Who Should Consider Using a Robo-Advisor?
Typically, robo-advisors have low account minimums and charge modest fees, making them accessible to everyday investors who can’t afford a regular financial advisor or who don’t have the minimum net worth often required to see one.
According to a recent analysis by Morningstar, the median robo-advisor fee was just 0.25% in 2024. And of the 16 major robo-advisors Morningstar analyzed, one-quarter had investment minimums of $50 or less.
Robo-advisors can also be a good choice for people who lack the time or knowledge to make investment decisions themselves. Since robo-advisors offer automatic rebalancing, investors don’t have to worry about regularly checking their investments to see if their portfolio has drifted from their target allocation.
A robo-advisor can be helpful during periods of market volatility, too. Unlike people, who are prone to making rash, emotional decisions when markets turn volatile, a robo-advisor may act more rationally during market stress.
Additionally, robo-advisors often offer features like tax-loss harvesting—which is a strategy that involves selling losing investments to offset capital gains. Investors who want to minimize their tax bill can do so without additional effort.
Plus, for those who don’t necessarily have the funds to spend on a traditional financial advisor and still want extra help, some services, like Betterment Premium, offer access to a certified financial planner.
Who Might Benefit From a Human Advisor?
Although robo-advisors may be affordable, sophisticated investors or those with more complex finances may be better off hiring a human financial advisor.

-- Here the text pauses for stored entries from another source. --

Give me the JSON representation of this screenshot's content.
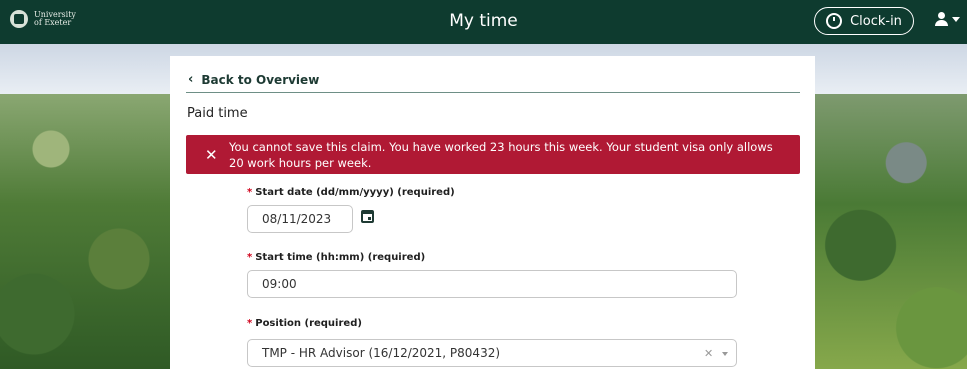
{
  "header": {
    "logo_text": "University of Exeter",
    "app_title": "My time",
    "clock_in_label": "Clock-in"
  },
  "nav": {
    "back_label": "Back to Overview"
  },
  "section": {
    "title": "Paid time"
  },
  "alert": {
    "message": "You cannot save this claim. You have worked 23 hours this week. Your student visa only allows 20 work hours per week."
  },
  "form": {
    "start_date": {
      "label": "Start date (dd/mm/yyyy) (required)",
      "value": "08/11/2023"
    },
    "start_time": {
      "label": "Start time (hh:mm) (required)",
      "value": "09:00"
    },
    "position": {
      "label": "Position  (required)",
      "value": "TMP - HR Advisor (16/12/2021, P80432)"
    },
    "required_mark": "*"
  },
  "colors": {
    "header_bg": "#0e3b2f",
    "alert_bg": "#b01934",
    "required": "#d0021b"
  },
  "icons": [
    "clock-icon",
    "user-icon",
    "chevron-left-icon",
    "close-icon",
    "calendar-icon",
    "clear-icon",
    "chevron-down-icon"
  ]
}
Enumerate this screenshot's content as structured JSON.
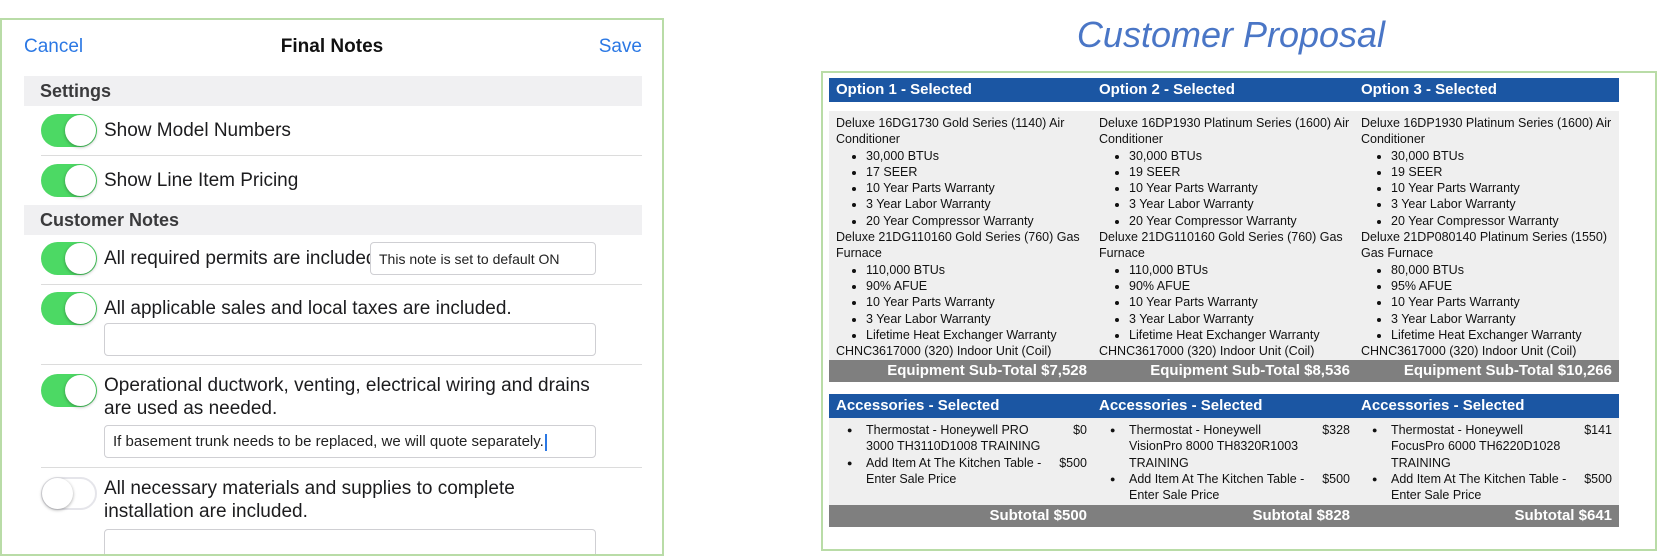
{
  "notes": {
    "nav": {
      "cancel": "Cancel",
      "title": "Final Notes",
      "save": "Save"
    },
    "settings_header": "Settings",
    "settings": [
      {
        "label": "Show Model Numbers",
        "on": true
      },
      {
        "label": "Show Line Item Pricing",
        "on": true
      }
    ],
    "customer_notes_header": "Customer Notes",
    "customer_notes": [
      {
        "label": "All required permits are included.",
        "on": true,
        "note": "This note is set to default ON"
      },
      {
        "label": "All applicable sales and local taxes are included.",
        "on": true,
        "note": ""
      },
      {
        "label": "Operational ductwork, venting, electrical wiring and drains are used as needed.",
        "on": true,
        "note": "If basement trunk needs to be replaced, we will quote separately."
      },
      {
        "label": "All necessary materials and supplies to complete installation are included.",
        "on": false,
        "note": ""
      }
    ]
  },
  "proposal": {
    "title": "Customer Proposal",
    "options": [
      {
        "header": "Option 1 - Selected",
        "equipment": [
          {
            "name": "Deluxe 16DG1730 Gold Series (1140) Air Conditioner",
            "specs": [
              "30,000 BTUs",
              "17 SEER",
              "10 Year Parts Warranty",
              "3 Year Labor Warranty",
              "20 Year Compressor Warranty"
            ]
          },
          {
            "name": "Deluxe 21DG110160 Gold Series (760) Gas Furnace",
            "specs": [
              "110,000 BTUs",
              "90% AFUE",
              "10 Year Parts Warranty",
              "3 Year Labor Warranty",
              "Lifetime Heat Exchanger Warranty"
            ]
          },
          {
            "name": "CHNC3617000 (320) Indoor Unit (Coil)",
            "specs": []
          }
        ],
        "equipment_subtotal": "Equipment Sub-Total $7,528",
        "accessories_header": "Accessories - Selected",
        "accessories": [
          {
            "name": "Thermostat - Honeywell PRO 3000 TH3110D1008 TRAINING",
            "price": "$0"
          },
          {
            "name": "Add Item At The Kitchen Table - Enter Sale Price",
            "price": "$500"
          }
        ],
        "accessories_subtotal": "Subtotal $500"
      },
      {
        "header": "Option 2 - Selected",
        "equipment": [
          {
            "name": "Deluxe 16DP1930 Platinum Series (1600) Air Conditioner",
            "specs": [
              "30,000 BTUs",
              "19 SEER",
              "10 Year Parts Warranty",
              "3 Year Labor Warranty",
              "20 Year Compressor Warranty"
            ]
          },
          {
            "name": "Deluxe 21DG110160 Gold Series (760) Gas Furnace",
            "specs": [
              "110,000 BTUs",
              "90% AFUE",
              "10 Year Parts Warranty",
              "3 Year Labor Warranty",
              "Lifetime Heat Exchanger Warranty"
            ]
          },
          {
            "name": "CHNC3617000 (320) Indoor Unit (Coil)",
            "specs": []
          }
        ],
        "equipment_subtotal": "Equipment Sub-Total $8,536",
        "accessories_header": "Accessories - Selected",
        "accessories": [
          {
            "name": "Thermostat - Honeywell VisionPro 8000 TH8320R1003 TRAINING",
            "price": "$328"
          },
          {
            "name": "Add Item At The Kitchen Table - Enter Sale Price",
            "price": "$500"
          }
        ],
        "accessories_subtotal": "Subtotal $828"
      },
      {
        "header": "Option 3 - Selected",
        "equipment": [
          {
            "name": "Deluxe 16DP1930 Platinum Series (1600) Air Conditioner",
            "specs": [
              "30,000 BTUs",
              "19 SEER",
              "10 Year Parts Warranty",
              "3 Year Labor Warranty",
              "20 Year Compressor Warranty"
            ]
          },
          {
            "name": "Deluxe 21DP080140 Platinum Series (1550) Gas Furnace",
            "specs": [
              "80,000 BTUs",
              "95% AFUE",
              "10 Year Parts Warranty",
              "3 Year Labor Warranty",
              "Lifetime Heat Exchanger Warranty"
            ]
          },
          {
            "name": "CHNC3617000 (320) Indoor Unit (Coil)",
            "specs": []
          }
        ],
        "equipment_subtotal": "Equipment Sub-Total $10,266",
        "accessories_header": "Accessories - Selected",
        "accessories": [
          {
            "name": "Thermostat - Honeywell FocusPro 6000 TH6220D1028 TRAINING",
            "price": "$141"
          },
          {
            "name": "Add Item At The Kitchen Table - Enter Sale Price",
            "price": "$500"
          }
        ],
        "accessories_subtotal": "Subtotal $641"
      }
    ]
  }
}
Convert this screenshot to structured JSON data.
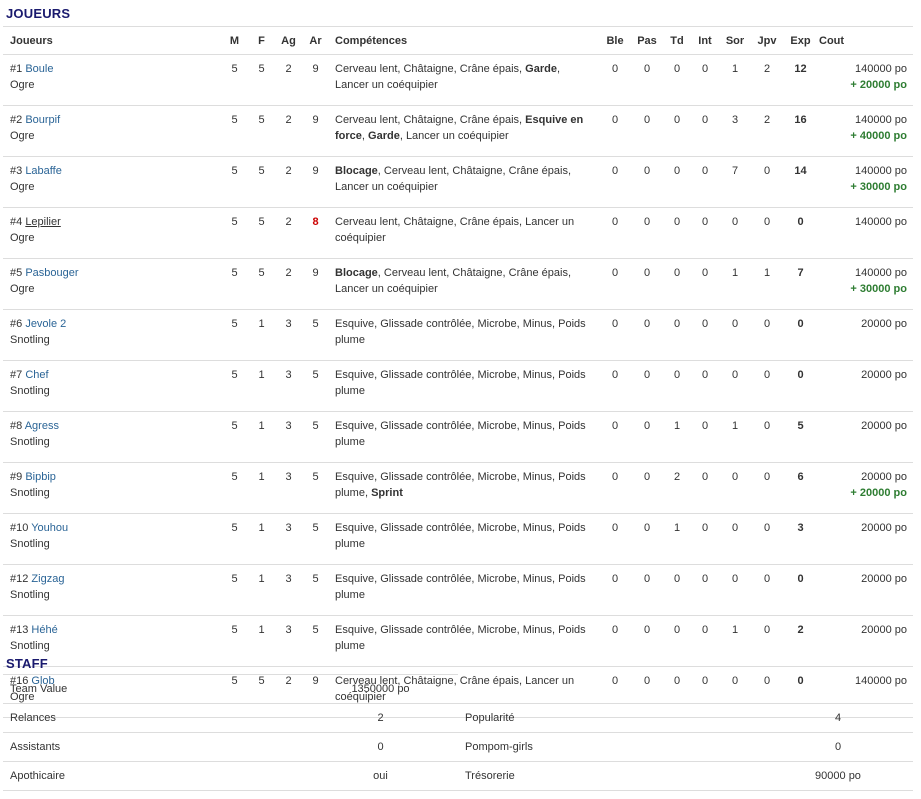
{
  "joueurs_title": "JOUEURS",
  "staff_title": "STAFF",
  "headers": [
    "Joueurs",
    "M",
    "F",
    "Ag",
    "Ar",
    "Compétences",
    "Ble",
    "Pas",
    "Td",
    "Int",
    "Sor",
    "Jpv",
    "Exp",
    "Cout"
  ],
  "players": [
    {
      "num": "#1",
      "name": "Boule",
      "race": "Ogre",
      "m": "5",
      "f": "5",
      "ag": "2",
      "ar": "9",
      "skills": [
        {
          "t": "Cerveau lent, Châtaigne, Crâne épais, "
        },
        {
          "t": "Garde",
          "b": true
        },
        {
          "t": ", Lancer un coéquipier"
        }
      ],
      "ble": "0",
      "pas": "0",
      "td": "0",
      "int": "0",
      "sor": "1",
      "jpv": "2",
      "exp": "12",
      "cost": "140000 po",
      "bonus": "+ 20000 po"
    },
    {
      "num": "#2",
      "name": "Bourpif",
      "race": "Ogre",
      "m": "5",
      "f": "5",
      "ag": "2",
      "ar": "9",
      "skills": [
        {
          "t": "Cerveau lent, Châtaigne, Crâne épais, "
        },
        {
          "t": "Esquive en force",
          "b": true
        },
        {
          "t": ", "
        },
        {
          "t": "Garde",
          "b": true
        },
        {
          "t": ", Lancer un coéquipier"
        }
      ],
      "ble": "0",
      "pas": "0",
      "td": "0",
      "int": "0",
      "sor": "3",
      "jpv": "2",
      "exp": "16",
      "cost": "140000 po",
      "bonus": "+ 40000 po"
    },
    {
      "num": "#3",
      "name": "Labaffe",
      "race": "Ogre",
      "m": "5",
      "f": "5",
      "ag": "2",
      "ar": "9",
      "skills": [
        {
          "t": "Blocage",
          "b": true
        },
        {
          "t": ", Cerveau lent, Châtaigne, Crâne épais, Lancer un coéquipier"
        }
      ],
      "ble": "0",
      "pas": "0",
      "td": "0",
      "int": "0",
      "sor": "7",
      "jpv": "0",
      "exp": "14",
      "cost": "140000 po",
      "bonus": "+ 30000 po"
    },
    {
      "num": "#4",
      "name": "Lepilier",
      "race": "Ogre",
      "m": "5",
      "f": "5",
      "ag": "2",
      "ar": "8",
      "arRed": true,
      "underline": true,
      "skills": [
        {
          "t": "Cerveau lent, Châtaigne, Crâne épais, Lancer un coéquipier"
        }
      ],
      "ble": "0",
      "pas": "0",
      "td": "0",
      "int": "0",
      "sor": "0",
      "jpv": "0",
      "exp": "0",
      "cost": "140000 po",
      "bonus": ""
    },
    {
      "num": "#5",
      "name": "Pasbouger",
      "race": "Ogre",
      "m": "5",
      "f": "5",
      "ag": "2",
      "ar": "9",
      "skills": [
        {
          "t": "Blocage",
          "b": true
        },
        {
          "t": ", Cerveau lent, Châtaigne, Crâne épais, Lancer un coéquipier"
        }
      ],
      "ble": "0",
      "pas": "0",
      "td": "0",
      "int": "0",
      "sor": "1",
      "jpv": "1",
      "exp": "7",
      "cost": "140000 po",
      "bonus": "+ 30000 po"
    },
    {
      "num": "#6",
      "name": "Jevole 2",
      "race": "Snotling",
      "m": "5",
      "f": "1",
      "ag": "3",
      "ar": "5",
      "skills": [
        {
          "t": "Esquive, Glissade contrôlée, Microbe, Minus, Poids plume"
        }
      ],
      "ble": "0",
      "pas": "0",
      "td": "0",
      "int": "0",
      "sor": "0",
      "jpv": "0",
      "exp": "0",
      "cost": "20000 po",
      "bonus": ""
    },
    {
      "num": "#7",
      "name": "Chef",
      "race": "Snotling",
      "m": "5",
      "f": "1",
      "ag": "3",
      "ar": "5",
      "skills": [
        {
          "t": "Esquive, Glissade contrôlée, Microbe, Minus, Poids plume"
        }
      ],
      "ble": "0",
      "pas": "0",
      "td": "0",
      "int": "0",
      "sor": "0",
      "jpv": "0",
      "exp": "0",
      "cost": "20000 po",
      "bonus": ""
    },
    {
      "num": "#8",
      "name": "Agress",
      "race": "Snotling",
      "m": "5",
      "f": "1",
      "ag": "3",
      "ar": "5",
      "skills": [
        {
          "t": "Esquive, Glissade contrôlée, Microbe, Minus, Poids plume"
        }
      ],
      "ble": "0",
      "pas": "0",
      "td": "1",
      "int": "0",
      "sor": "1",
      "jpv": "0",
      "exp": "5",
      "cost": "20000 po",
      "bonus": ""
    },
    {
      "num": "#9",
      "name": "Bipbip",
      "race": "Snotling",
      "m": "5",
      "f": "1",
      "ag": "3",
      "ar": "5",
      "skills": [
        {
          "t": "Esquive, Glissade contrôlée, Microbe, Minus, Poids plume, "
        },
        {
          "t": "Sprint",
          "b": true
        }
      ],
      "ble": "0",
      "pas": "0",
      "td": "2",
      "int": "0",
      "sor": "0",
      "jpv": "0",
      "exp": "6",
      "cost": "20000 po",
      "bonus": "+ 20000 po"
    },
    {
      "num": "#10",
      "name": "Youhou",
      "race": "Snotling",
      "m": "5",
      "f": "1",
      "ag": "3",
      "ar": "5",
      "skills": [
        {
          "t": "Esquive, Glissade contrôlée, Microbe, Minus, Poids plume"
        }
      ],
      "ble": "0",
      "pas": "0",
      "td": "1",
      "int": "0",
      "sor": "0",
      "jpv": "0",
      "exp": "3",
      "cost": "20000 po",
      "bonus": ""
    },
    {
      "num": "#12",
      "name": "Zigzag",
      "race": "Snotling",
      "m": "5",
      "f": "1",
      "ag": "3",
      "ar": "5",
      "skills": [
        {
          "t": "Esquive, Glissade contrôlée, Microbe, Minus, Poids plume"
        }
      ],
      "ble": "0",
      "pas": "0",
      "td": "0",
      "int": "0",
      "sor": "0",
      "jpv": "0",
      "exp": "0",
      "cost": "20000 po",
      "bonus": ""
    },
    {
      "num": "#13",
      "name": "Héhé",
      "race": "Snotling",
      "m": "5",
      "f": "1",
      "ag": "3",
      "ar": "5",
      "skills": [
        {
          "t": "Esquive, Glissade contrôlée, Microbe, Minus, Poids plume"
        }
      ],
      "ble": "0",
      "pas": "0",
      "td": "0",
      "int": "0",
      "sor": "1",
      "jpv": "0",
      "exp": "2",
      "cost": "20000 po",
      "bonus": ""
    },
    {
      "num": "#16",
      "name": "Glob",
      "race": "Ogre",
      "m": "5",
      "f": "5",
      "ag": "2",
      "ar": "9",
      "skills": [
        {
          "t": "Cerveau lent, Châtaigne, Crâne épais, Lancer un coéquipier"
        }
      ],
      "ble": "0",
      "pas": "0",
      "td": "0",
      "int": "0",
      "sor": "0",
      "jpv": "0",
      "exp": "0",
      "cost": "140000 po",
      "bonus": ""
    }
  ],
  "staff": {
    "team_value_label": "Team Value",
    "team_value": "1350000 po",
    "rows": [
      {
        "l1": "Relances",
        "v1": "2",
        "l2": "Popularité",
        "v2": "4"
      },
      {
        "l1": "Assistants",
        "v1": "0",
        "l2": "Pompom-girls",
        "v2": "0"
      },
      {
        "l1": "Apothicaire",
        "v1": "oui",
        "l2": "Trésorerie",
        "v2": "90000 po"
      }
    ]
  },
  "colors": {
    "title": "#1a1a6e",
    "link": "#2a6496",
    "bonus": "#2e7d32",
    "injury": "#cc0000",
    "border": "#dddddd"
  }
}
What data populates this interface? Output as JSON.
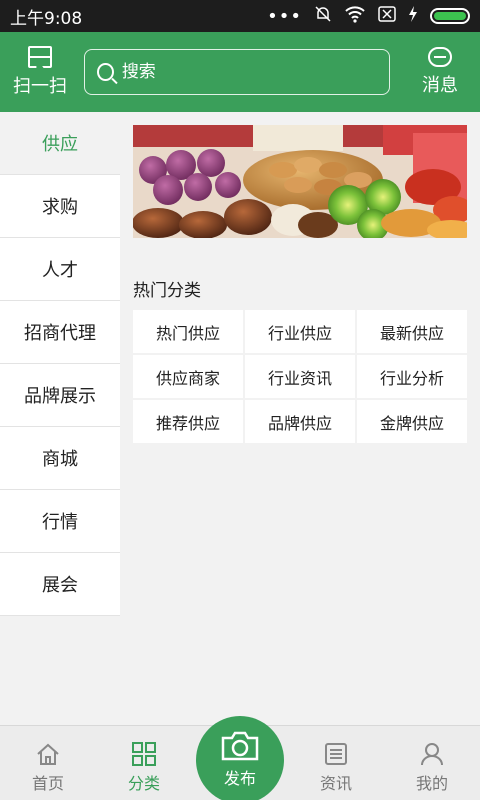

For example, if you own a business, need help with estate planning, or want to create a retirement withdrawal strategy, a CFP can provide guidance based on your unique financial circumstances.
Since robo-advisors primarily invest in ETFs and mutual funds, those who want a wider menu of investment options—like individual stocks, cryptocurrency, and options—should consider opening a brokerage account instead.
Another downside of robo-advisors is that they may not be able to view your finances holistically, taking into account the investments and cash you have elsewhere. For example, a financial advisor might have a better understanding of your overall portfolio allocation because they have information on your 401(k) as well as checking and savings accounts.
How Do Robo-Advisors Determine the Best Asset Allocation for My Portfolio?
When you open your account, the robo-advisors will ask you a series of questions to determine your financial goals and risk tolerance. It will then create an asset allocation that aligns with your responses.
Do Robo-Advisors Handle Complex Financial Situations?
Robo-advisors are best suited for basic investing situations as they build asset portfolios from a collection of customizable templates that rely on mathematical algorithms. If you have complex finances, non-standard needs or goals, or a variety of accounts, a traditional financial advisor may be a better choice.
Can I Add or Withdraw Money From My Robo-Advisor Account at Any Time?
Most robo-advisors allow flexible deposits and withdrawals. However, investment trades may take a few days to settle. Before you withdraw funds from your account, make sure you understand the tax implications of any required trades. This is especially true for withdrawals from a tax-advantaged retirement account.
The Bottom Line
A robo-advisor can be a solid choice for investors who want a set it and forget it approach to investing. With some robo-advisors, investors can start with as little as $50 and even receive features like tax-loss harvesting.
However, a robo-advisor may not be right for everyone, especially for those with more complex financial situations who would benefit from personalized advice.